Les syndicats d'infirmiers libéraux soulignent l'importance de ne pas oublier les professionnels de ville dans l'élaboration des politiques de santé. Ils appellent à des actions concrètes pour valoriser et reconnaître le rôle des infirmiers libéraux (IDEL) face aux défis du système de santé. Insistant sur une politique ambitieuse, les syndicats comme le Sniil et Convergence infirmière réclament une meilleure reconnaissance des IDEL, la mise en place d'un moratoire sur les indus et l'ouverture de négociations conventionnelles transparentes. La Fédération nationale des infirmiers (FNI) demande une évolution de la profession, éloignée des corporatismes médicaux, et l'Union nationale des professionnels de santé (UNPS) souligne le besoin de renforcer le développement des soins ambulatoires et de réformer le système conventionnel.

La FFMKR, le syndicat principal des kinésithérapeutes, exprime son soutien à la nomination de Frédéric Valletoux comme ministre délégué à la Santé et de Fadila Khattabi aux Solidarités, personnes âgées et handicapées. Soulignant l'écoute dont Valletoux a fait preuve envers les revendications des kinésithérapeutes, notamment en défendant des initiatives clés lors de la discussion du PLFSS pour 2024, la fédération affiche ses espoirs quant à la continuité de cette attention. La FFMKR appelle à des réformes majeures pour améliorer le système de santé, notamment l'accès direct aux kinésithérapeutes sans nécessité d'une prescription médicale, la possibilité pour ces derniers de prescrire de l’activité physique adaptée, et une reconnaissance accrue de la kinésithérapie comme profession médicale. Mettant en avant le rôle crucial des 100 000 kinésithérapeutes face aux défis d'une population vieillissante et aux enjeux des maladies chroniques, la Fédération insiste sur l'importance de la confiance et de l'engagement des autorités pour permettre aux kinésithérapeutes de déployer pleinement leurs compétences et d'assurer une qualité de service optimale aux usagers.

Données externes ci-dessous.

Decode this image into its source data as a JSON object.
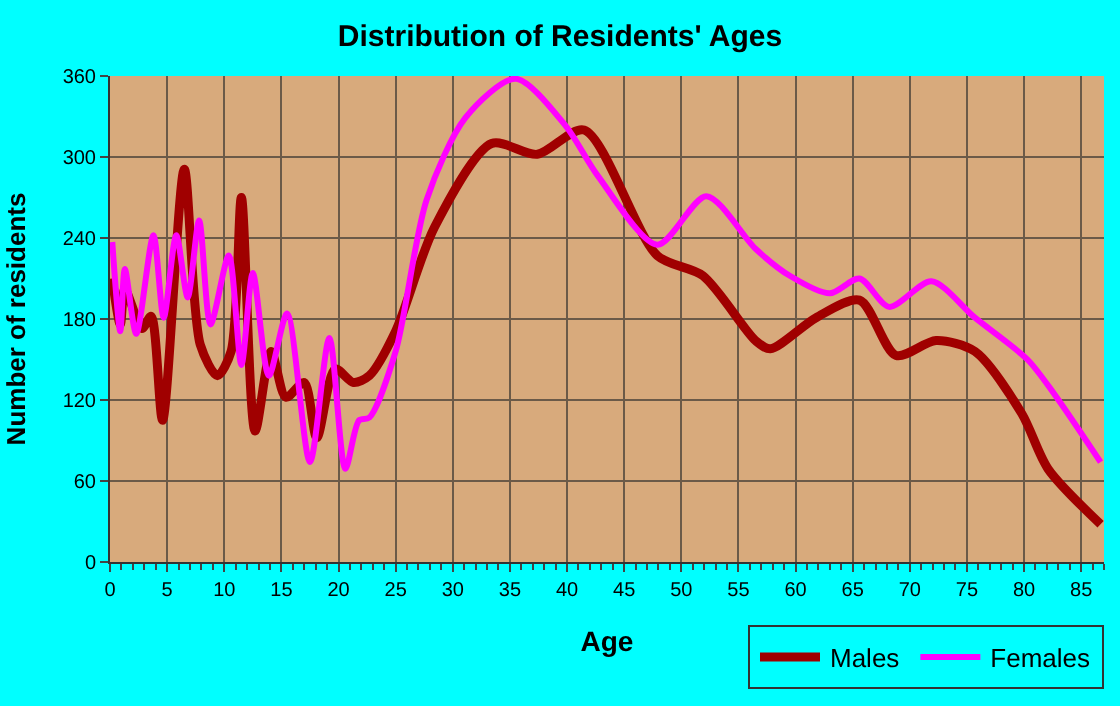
{
  "chart_data": {
    "type": "line",
    "title": "Distribution of Residents' Ages",
    "xlabel": "Age",
    "ylabel": "Number of residents",
    "xlim": [
      0,
      87
    ],
    "xticks": [
      0,
      5,
      10,
      15,
      20,
      25,
      30,
      35,
      40,
      45,
      50,
      55,
      60,
      65,
      70,
      75,
      80,
      85
    ],
    "ylim": [
      0,
      360
    ],
    "yticks": [
      0,
      60,
      120,
      180,
      240,
      300,
      360
    ],
    "grid": true,
    "legend": "bottom right",
    "marker": "none",
    "line_style": "solid",
    "series": [
      {
        "name": "Males",
        "color": "#a00000",
        "x": [
          0.2,
          0.9,
          1.3,
          2.8,
          3.6,
          4.6,
          6.5,
          7.9,
          9.4,
          10.6,
          11.5,
          12.7,
          14.1,
          15.4,
          17,
          18.1,
          19.7,
          21.3,
          22.7,
          25,
          28.4,
          33.4,
          37.4,
          41.5,
          47.9,
          51.9,
          56.5,
          57.8,
          61.8,
          65.6,
          68.8,
          72.3,
          75.7,
          79.8,
          82.1,
          86.7
        ],
        "values": [
          210,
          176,
          202,
          173,
          182,
          105,
          291,
          161,
          138,
          156,
          270,
          97,
          156,
          122,
          133,
          92,
          143,
          133,
          138,
          171,
          248,
          310,
          302,
          320,
          227,
          212,
          164,
          158,
          181,
          194,
          153,
          164,
          156,
          110,
          69,
          28
        ]
      },
      {
        "name": "Females",
        "color": "#ff00ff",
        "x": [
          0.2,
          0.9,
          1.3,
          2.3,
          3.8,
          4.7,
          5.8,
          6.8,
          7.8,
          8.8,
          10.4,
          11.5,
          12.5,
          13.9,
          15.5,
          17.5,
          19.2,
          20.6,
          21.8,
          22.7,
          25,
          27.7,
          31.1,
          35.5,
          39.8,
          42.7,
          47.9,
          52.2,
          56.5,
          59.5,
          63,
          65.6,
          68.2,
          71.9,
          75.7,
          80.3,
          82.6,
          86.7
        ],
        "values": [
          237,
          171,
          217,
          169,
          242,
          181,
          242,
          196,
          253,
          176,
          227,
          146,
          214,
          138,
          184,
          74,
          166,
          69,
          105,
          107,
          156,
          268,
          329,
          358,
          324,
          286,
          235,
          271,
          232,
          212,
          199,
          210,
          189,
          208,
          181,
          150,
          125,
          74
        ]
      }
    ]
  }
}
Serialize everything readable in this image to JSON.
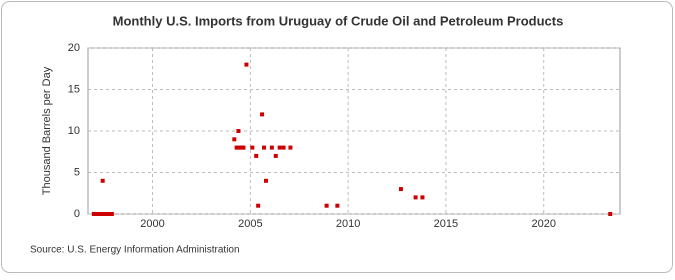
{
  "chart_data": {
    "type": "scatter",
    "title": "Monthly U.S. Imports from Uruguay of Crude Oil and Petroleum Products",
    "y_label": "Thousand Barrels per Day",
    "source": "Source: U.S. Energy Information Administration",
    "color": "#cc0000",
    "x": [
      1997.0,
      1997.08,
      1997.17,
      1997.25,
      1997.33,
      1997.42,
      1997.5,
      1997.58,
      1997.67,
      1997.75,
      1997.83,
      1997.92,
      1997.45,
      2004.18,
      2004.39,
      2004.3,
      2004.45,
      2004.55,
      2004.65,
      2004.8,
      2005.1,
      2005.3,
      2005.4,
      2005.6,
      2005.7,
      2005.8,
      2006.1,
      2006.3,
      2006.5,
      2006.7,
      2007.05,
      2008.9,
      2009.45,
      2012.7,
      2013.45,
      2013.8,
      2023.4
    ],
    "values": [
      0,
      0,
      0,
      0,
      0,
      0,
      0,
      0,
      0,
      0,
      0,
      0,
      4,
      9,
      10,
      8,
      8,
      8,
      8,
      18,
      8,
      7,
      1,
      12,
      8,
      4,
      8,
      7,
      8,
      8,
      8,
      1,
      1,
      3,
      2,
      2,
      0
    ],
    "xlim": [
      1996.7,
      2023.9
    ],
    "ylim": [
      0,
      20
    ],
    "xticks": [
      2000,
      2005,
      2010,
      2015,
      2020
    ],
    "yticks": [
      0,
      5,
      10,
      15,
      20
    ],
    "grid": true
  }
}
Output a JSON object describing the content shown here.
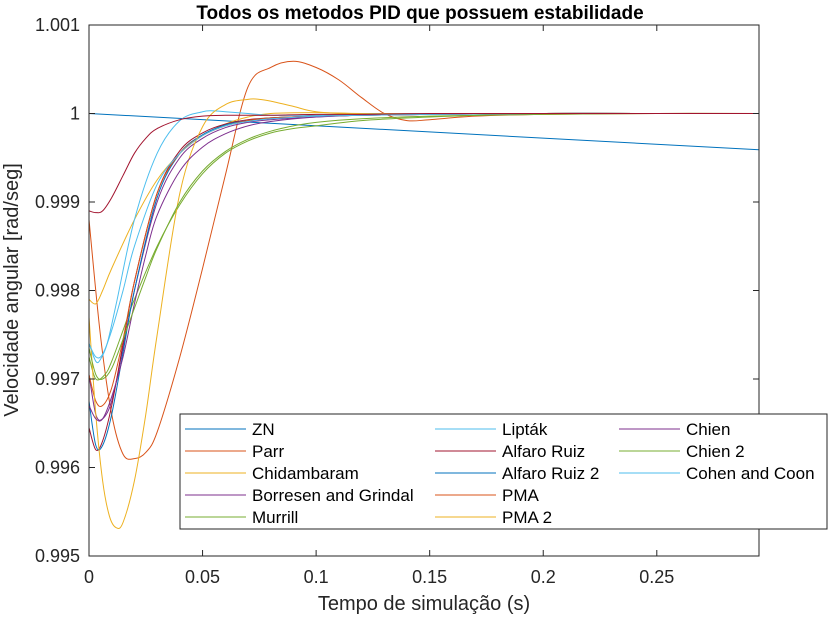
{
  "chart_data": {
    "type": "line",
    "title": "Todos os metodos PID que possuem estabilidade",
    "xlabel": "Tempo de simulação (s)",
    "ylabel": "Velocidade angular [rad/seg]",
    "xlim": [
      0,
      0.295
    ],
    "ylim": [
      0.995,
      1.001
    ],
    "xticks": [
      0,
      0.05,
      0.1,
      0.15,
      0.2,
      0.25
    ],
    "xtick_labels": [
      "0",
      "0.05",
      "0.1",
      "0.15",
      "0.2",
      "0.25"
    ],
    "yticks": [
      0.995,
      0.996,
      0.997,
      0.998,
      0.999,
      1,
      1.001
    ],
    "ytick_labels": [
      "0.995",
      "0.996",
      "0.997",
      "0.998",
      "0.999",
      "1",
      "1.001"
    ],
    "grid": false,
    "legend_position": "bottom-right",
    "legend_columns": 3,
    "series": [
      {
        "name": "ZN",
        "color": "#0072BD",
        "x": [
          0,
          0.295
        ],
        "y": [
          1.0,
          0.99959
        ]
      },
      {
        "name": "Parr",
        "color": "#D95319",
        "x": [
          0,
          0.005,
          0.01,
          0.015,
          0.02,
          0.025,
          0.03,
          0.04,
          0.05,
          0.06,
          0.07,
          0.08,
          0.09,
          0.1,
          0.11,
          0.12,
          0.13,
          0.14,
          0.15,
          0.17,
          0.2,
          0.25,
          0.295
        ],
        "y": [
          0.9988,
          0.9975,
          0.9966,
          0.99615,
          0.9961,
          0.99617,
          0.9964,
          0.99725,
          0.99825,
          0.9993,
          1.0003,
          1.00052,
          1.00059,
          1.00052,
          1.00038,
          1.00018,
          1.0,
          0.99992,
          0.99993,
          0.99997,
          0.99999,
          1.0,
          1.0
        ]
      },
      {
        "name": "Chidambaram",
        "color": "#EDB120",
        "x": [
          0,
          0.003,
          0.006,
          0.01,
          0.02,
          0.03,
          0.04,
          0.05,
          0.06,
          0.07,
          0.08,
          0.1,
          0.12,
          0.15,
          0.2,
          0.25,
          0.295
        ],
        "y": [
          0.9979,
          0.99785,
          0.998,
          0.99825,
          0.9988,
          0.99925,
          0.99955,
          0.99975,
          0.99988,
          0.99996,
          1.0,
          1.00001,
          1.0,
          1.0,
          1.0,
          1.0,
          1.0
        ]
      },
      {
        "name": "Borresen and Grindal",
        "color": "#7E2F8E",
        "x": [
          0,
          0.003,
          0.006,
          0.01,
          0.015,
          0.02,
          0.03,
          0.04,
          0.05,
          0.06,
          0.07,
          0.08,
          0.1,
          0.12,
          0.15,
          0.2,
          0.25,
          0.295
        ],
        "y": [
          0.99705,
          0.9966,
          0.99655,
          0.99675,
          0.99735,
          0.998,
          0.999,
          0.9995,
          0.99972,
          0.99984,
          0.9999,
          0.99993,
          0.99996,
          0.99998,
          0.99999,
          1.0,
          1.0,
          1.0
        ]
      },
      {
        "name": "Murrill",
        "color": "#77AC30",
        "x": [
          0,
          0.003,
          0.007,
          0.01,
          0.015,
          0.02,
          0.03,
          0.04,
          0.05,
          0.06,
          0.07,
          0.08,
          0.09,
          0.1,
          0.12,
          0.15,
          0.2,
          0.25,
          0.295
        ],
        "y": [
          0.99725,
          0.997,
          0.99705,
          0.9972,
          0.99755,
          0.9979,
          0.9985,
          0.99897,
          0.99932,
          0.99955,
          0.99969,
          0.99978,
          0.99983,
          0.99986,
          0.99992,
          0.99996,
          1.0,
          1.0,
          1.0
        ]
      },
      {
        "name": "Lipták",
        "color": "#4DBEEE",
        "x": [
          0,
          0.003,
          0.005,
          0.008,
          0.012,
          0.02,
          0.03,
          0.04,
          0.05,
          0.055,
          0.06,
          0.07,
          0.08,
          0.1,
          0.12,
          0.15,
          0.2,
          0.25,
          0.295
        ],
        "y": [
          0.9974,
          0.9972,
          0.99722,
          0.9974,
          0.99785,
          0.9988,
          0.99955,
          0.99992,
          1.00002,
          1.00003,
          1.00002,
          1.0,
          0.99998,
          0.99998,
          0.99999,
          1.0,
          1.0,
          1.0,
          1.0
        ]
      },
      {
        "name": "Alfaro Ruiz",
        "color": "#A2142F",
        "x": [
          0,
          0.003,
          0.006,
          0.01,
          0.015,
          0.02,
          0.03,
          0.04,
          0.05,
          0.06,
          0.07,
          0.08,
          0.1,
          0.12,
          0.15,
          0.2,
          0.25,
          0.295
        ],
        "y": [
          0.99645,
          0.9962,
          0.9963,
          0.9967,
          0.9974,
          0.9981,
          0.9991,
          0.99958,
          0.99978,
          0.99988,
          0.99993,
          0.99995,
          0.99997,
          0.99998,
          0.99999,
          1.0,
          1.0,
          1.0
        ]
      },
      {
        "name": "Alfaro Ruiz 2",
        "color": "#0072BD",
        "x": [
          0,
          0.003,
          0.006,
          0.01,
          0.015,
          0.02,
          0.03,
          0.04,
          0.05,
          0.06,
          0.07,
          0.08,
          0.1,
          0.12,
          0.15,
          0.2,
          0.25,
          0.295
        ],
        "y": [
          0.99675,
          0.99625,
          0.99625,
          0.9966,
          0.9973,
          0.998,
          0.99905,
          0.99955,
          0.99976,
          0.99987,
          0.99992,
          0.99995,
          0.99997,
          0.99998,
          0.99999,
          1.0,
          1.0,
          1.0
        ]
      },
      {
        "name": "PMA",
        "color": "#D95319",
        "x": [
          0,
          0.003,
          0.006,
          0.01,
          0.015,
          0.02,
          0.03,
          0.04,
          0.05,
          0.06,
          0.07,
          0.08,
          0.1,
          0.12,
          0.15,
          0.2,
          0.25,
          0.295
        ],
        "y": [
          0.99705,
          0.99675,
          0.9967,
          0.9969,
          0.99745,
          0.9981,
          0.9991,
          0.99955,
          0.99975,
          0.99986,
          0.99992,
          0.99995,
          0.99997,
          0.99998,
          0.99999,
          1.0,
          1.0,
          1.0
        ]
      },
      {
        "name": "PMA 2",
        "color": "#EDB120",
        "x": [
          0,
          0.003,
          0.006,
          0.009,
          0.012,
          0.015,
          0.02,
          0.025,
          0.03,
          0.04,
          0.05,
          0.06,
          0.07,
          0.075,
          0.08,
          0.09,
          0.1,
          0.12,
          0.15,
          0.2,
          0.25,
          0.295
        ],
        "y": [
          0.9977,
          0.9966,
          0.99585,
          0.99545,
          0.99532,
          0.99538,
          0.99585,
          0.9966,
          0.9975,
          0.9991,
          0.99985,
          1.0001,
          1.00016,
          1.00016,
          1.00014,
          1.00008,
          1.00002,
          0.99999,
          0.99999,
          1.0,
          1.0,
          1.0
        ]
      },
      {
        "name": "Chien",
        "color": "#7E2F8E",
        "x": [
          0,
          0.003,
          0.006,
          0.01,
          0.015,
          0.02,
          0.025,
          0.03,
          0.04,
          0.05,
          0.06,
          0.07,
          0.08,
          0.1,
          0.12,
          0.15,
          0.2,
          0.25,
          0.295
        ],
        "y": [
          0.9967,
          0.99655,
          0.99655,
          0.9968,
          0.99725,
          0.99785,
          0.9984,
          0.99885,
          0.99935,
          0.99962,
          0.99977,
          0.99986,
          0.99991,
          0.99996,
          0.99998,
          0.99999,
          1.0,
          1.0,
          1.0
        ]
      },
      {
        "name": "Chien 2",
        "color": "#77AC30",
        "x": [
          0,
          0.003,
          0.006,
          0.01,
          0.015,
          0.02,
          0.025,
          0.03,
          0.04,
          0.05,
          0.06,
          0.07,
          0.08,
          0.09,
          0.1,
          0.12,
          0.15,
          0.2,
          0.25,
          0.295
        ],
        "y": [
          0.99735,
          0.99705,
          0.997,
          0.99712,
          0.99745,
          0.9978,
          0.99815,
          0.99848,
          0.999,
          0.99935,
          0.99957,
          0.99971,
          0.9998,
          0.99986,
          0.9999,
          0.99994,
          0.99997,
          0.99999,
          1.0,
          1.0
        ]
      },
      {
        "name": "Cohen and Coon",
        "color": "#4DBEEE",
        "x": [
          0,
          0.003,
          0.006,
          0.01,
          0.015,
          0.02,
          0.03,
          0.04,
          0.05,
          0.06,
          0.07,
          0.08,
          0.1,
          0.12,
          0.15,
          0.2,
          0.25,
          0.295
        ],
        "y": [
          0.9974,
          0.99725,
          0.99728,
          0.99755,
          0.998,
          0.9985,
          0.9992,
          0.99955,
          0.99975,
          0.99986,
          0.99991,
          0.99994,
          0.99997,
          0.99998,
          0.99999,
          1.0,
          1.0,
          1.0
        ]
      },
      {
        "name": "",
        "color": "#A2142F",
        "in_legend": false,
        "x": [
          0,
          0.003,
          0.006,
          0.01,
          0.015,
          0.02,
          0.025,
          0.03,
          0.04,
          0.05,
          0.06,
          0.07,
          0.08,
          0.1,
          0.12,
          0.15,
          0.2,
          0.25,
          0.295
        ],
        "y": [
          0.9989,
          0.99888,
          0.9989,
          0.99905,
          0.9993,
          0.99955,
          0.99972,
          0.99983,
          0.99993,
          0.99997,
          0.99998,
          0.99998,
          0.99998,
          0.99999,
          0.99999,
          1.0,
          1.0,
          1.0,
          1.0
        ]
      }
    ]
  }
}
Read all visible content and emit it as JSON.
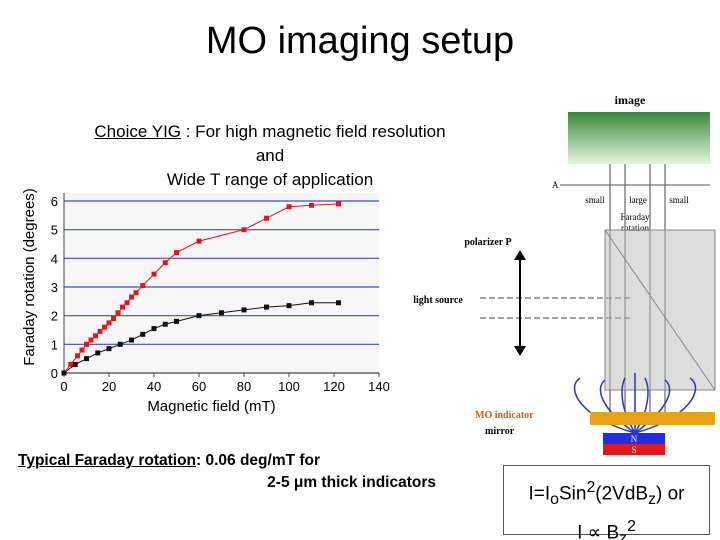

La Fédération de l'hospitalisation privée (FHP) espère que Valletoux s'attaquera « sans tarder aux inégalités » de financement entre les cliniques privées et publiques. De son côté, la FHF, maintenant dirigée par Arnaud Robinet, a rappelé à son ancien président les déficits alarmants des hôpitaux publics, potentiellement de 2 à 3 milliards d'euros pour 2023, et attend des décisions importantes, comme une compensation d'inflation de 1 milliard d'euros pour l'année en cours.

Un moment clé pour le système de santé

La nomination de Frédéric Valletoux comme Ministre délégué à la Santé représente un moment charnière pour le système de santé français, marqué par des attentes divergentes et des défis considérables. Entre les critiques des médecins libéraux, qui le perçoivent comme une menace pour leur exercice, et l'accueil positif des professions paramédicales, espérant une valorisation et une reconnaissance accrues, Valletoux incarne une figure de proue autour de laquelle gravitent espoirs de réforme et craintes de statu quo. Son parcours, riche et complexe, soulève autant de questions qu'il propose de réponses, faisant de lui un acteur clé dont les actions futures seront déterminantes pour l'avenir de la santé en France. Dans ce contexte, la capacité de Valletoux à concilier les intérêts variés des acteurs du système de santé, tout en pilotant des réformes efficaces et inclusives, sera essentielle pour naviguer dans les eaux tumultueuses de la santé publique française.